Regulation and ethics
In this chapter: PFRDA framework · Conduct and grievance redressal
PFRDA (Pension Fund Regulatory and Development Authority) regulates NPS and APY. NPS intermediaries — PoPs, retirement advisers, aggregators — must follow PFRDA conduct norms. Ethics: act in subscriber interest, no churning, full disclosure of charges and choices, grievance redressal via CRAs (Central Recordkeeping Agencies) and PFRDA portal.
PFRDA structure: regulates NPS and APY; oversees CRAs (KFin Tech, Protean), PFMs (pension fund managers), PoPs, annuity providers. Charges: subscriber registration, contribution upload, AUM-based, switch charges — disclosed in subscriber agreement. Common ethical issues: aggressive sales of higher-cost choices, churning between PFMs for trail commissions, recommending wrong asset allocation for the subscriber's age. PFRDA inspections, similar to SEBI for MF distributors, check compliance. Subscribers can file grievances on the CRA portal or PFRDA website.
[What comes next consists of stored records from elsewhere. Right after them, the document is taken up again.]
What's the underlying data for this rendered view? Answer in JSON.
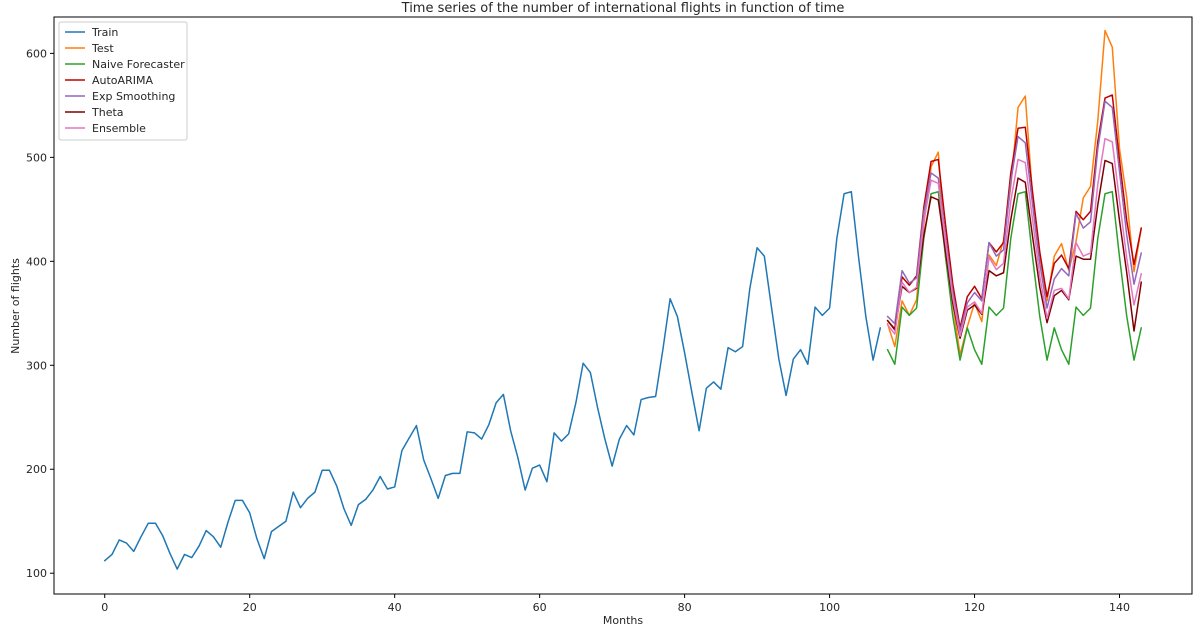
{
  "chart_data": {
    "type": "line",
    "title": "Time series of the number of international flights in function of time",
    "xlabel": "Months",
    "ylabel": "Number of flights",
    "xlim": [
      -7,
      150
    ],
    "ylim": [
      80,
      635
    ],
    "xticks": [
      0,
      20,
      40,
      60,
      80,
      100,
      120,
      140
    ],
    "yticks": [
      100,
      200,
      300,
      400,
      500,
      600
    ],
    "grid": false,
    "legend_position": "top-left",
    "series": [
      {
        "name": "Train",
        "color": "#1f77b4",
        "x_start": 0,
        "values": [
          112,
          118,
          132,
          129,
          121,
          135,
          148,
          148,
          136,
          119,
          104,
          118,
          115,
          126,
          141,
          135,
          125,
          149,
          170,
          170,
          158,
          133,
          114,
          140,
          145,
          150,
          178,
          163,
          172,
          178,
          199,
          199,
          184,
          162,
          146,
          166,
          171,
          180,
          193,
          181,
          183,
          218,
          230,
          242,
          209,
          191,
          172,
          194,
          196,
          196,
          236,
          235,
          229,
          243,
          264,
          272,
          237,
          211,
          180,
          201,
          204,
          188,
          235,
          227,
          234,
          264,
          302,
          293,
          259,
          229,
          203,
          229,
          242,
          233,
          267,
          269,
          270,
          315,
          364,
          347,
          312,
          274,
          237,
          278,
          284,
          277,
          317,
          313,
          318,
          374,
          413,
          405,
          355,
          306,
          271,
          306,
          315,
          301,
          356,
          348,
          355,
          422,
          465,
          467,
          404,
          347,
          305,
          336
        ]
      },
      {
        "name": "Test",
        "color": "#ff7f0e",
        "x_start": 108,
        "values": [
          340,
          318,
          362,
          348,
          363,
          435,
          491,
          505,
          404,
          359,
          310,
          337,
          360,
          342,
          406,
          396,
          420,
          472,
          548,
          559,
          463,
          407,
          362,
          405,
          417,
          391,
          419,
          461,
          472,
          535,
          622,
          606,
          508,
          461,
          390,
          432
        ]
      },
      {
        "name": "Naive Forecaster",
        "color": "#2ca02c",
        "x_start": 108,
        "values": [
          315,
          301,
          356,
          348,
          355,
          422,
          465,
          467,
          404,
          347,
          305,
          336,
          315,
          301,
          356,
          348,
          355,
          422,
          465,
          467,
          404,
          347,
          305,
          336,
          315,
          301,
          356,
          348,
          355,
          422,
          465,
          467,
          404,
          347,
          305,
          336
        ]
      },
      {
        "name": "AutoARIMA",
        "color": "#c00000",
        "x_start": 108,
        "values": [
          343,
          335,
          385,
          377,
          386,
          452,
          496,
          498,
          435,
          378,
          336,
          366,
          376,
          364,
          418,
          409,
          418,
          485,
          528,
          529,
          467,
          409,
          366,
          398,
          406,
          393,
          448,
          440,
          448,
          515,
          557,
          560,
          497,
          439,
          397,
          432
        ]
      },
      {
        "name": "Exp Smoothing",
        "color": "#9467bd",
        "x_start": 108,
        "values": [
          347,
          340,
          391,
          379,
          384,
          447,
          485,
          480,
          423,
          370,
          333,
          360,
          370,
          362,
          418,
          405,
          411,
          477,
          520,
          514,
          455,
          398,
          355,
          383,
          393,
          386,
          446,
          432,
          438,
          508,
          554,
          548,
          486,
          425,
          378,
          408
        ]
      },
      {
        "name": "Theta",
        "color": "#7f0000",
        "x_start": 108,
        "values": [
          343,
          334,
          376,
          370,
          374,
          425,
          462,
          459,
          409,
          360,
          326,
          353,
          358,
          349,
          391,
          386,
          389,
          440,
          480,
          476,
          424,
          375,
          341,
          367,
          372,
          363,
          405,
          402,
          402,
          454,
          497,
          494,
          439,
          389,
          333,
          380
        ]
      },
      {
        "name": "Ensemble",
        "color": "#e377c2",
        "x_start": 108,
        "values": [
          339,
          330,
          380,
          370,
          375,
          438,
          478,
          475,
          418,
          365,
          328,
          356,
          361,
          350,
          404,
          392,
          398,
          458,
          498,
          495,
          440,
          386,
          345,
          372,
          374,
          364,
          418,
          405,
          408,
          474,
          518,
          515,
          458,
          403,
          358,
          388
        ]
      }
    ]
  }
}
A regulatory evolution to track: PFRDA-IRDAI-SEBI convergence on retirement-product oversight. Mis-selling of retirement-themed products (NPS, ULIP, pension annuities) increasingly attracts joint regulatory attention. RIAs and retirement advisers must be careful about cross-product mis-selling — recommending a ULIP "for retirement" without disclosing the lower yield vs alternatives is now a multi-regulator violation. The exam tests these scenarios with regulatory-overlap angles.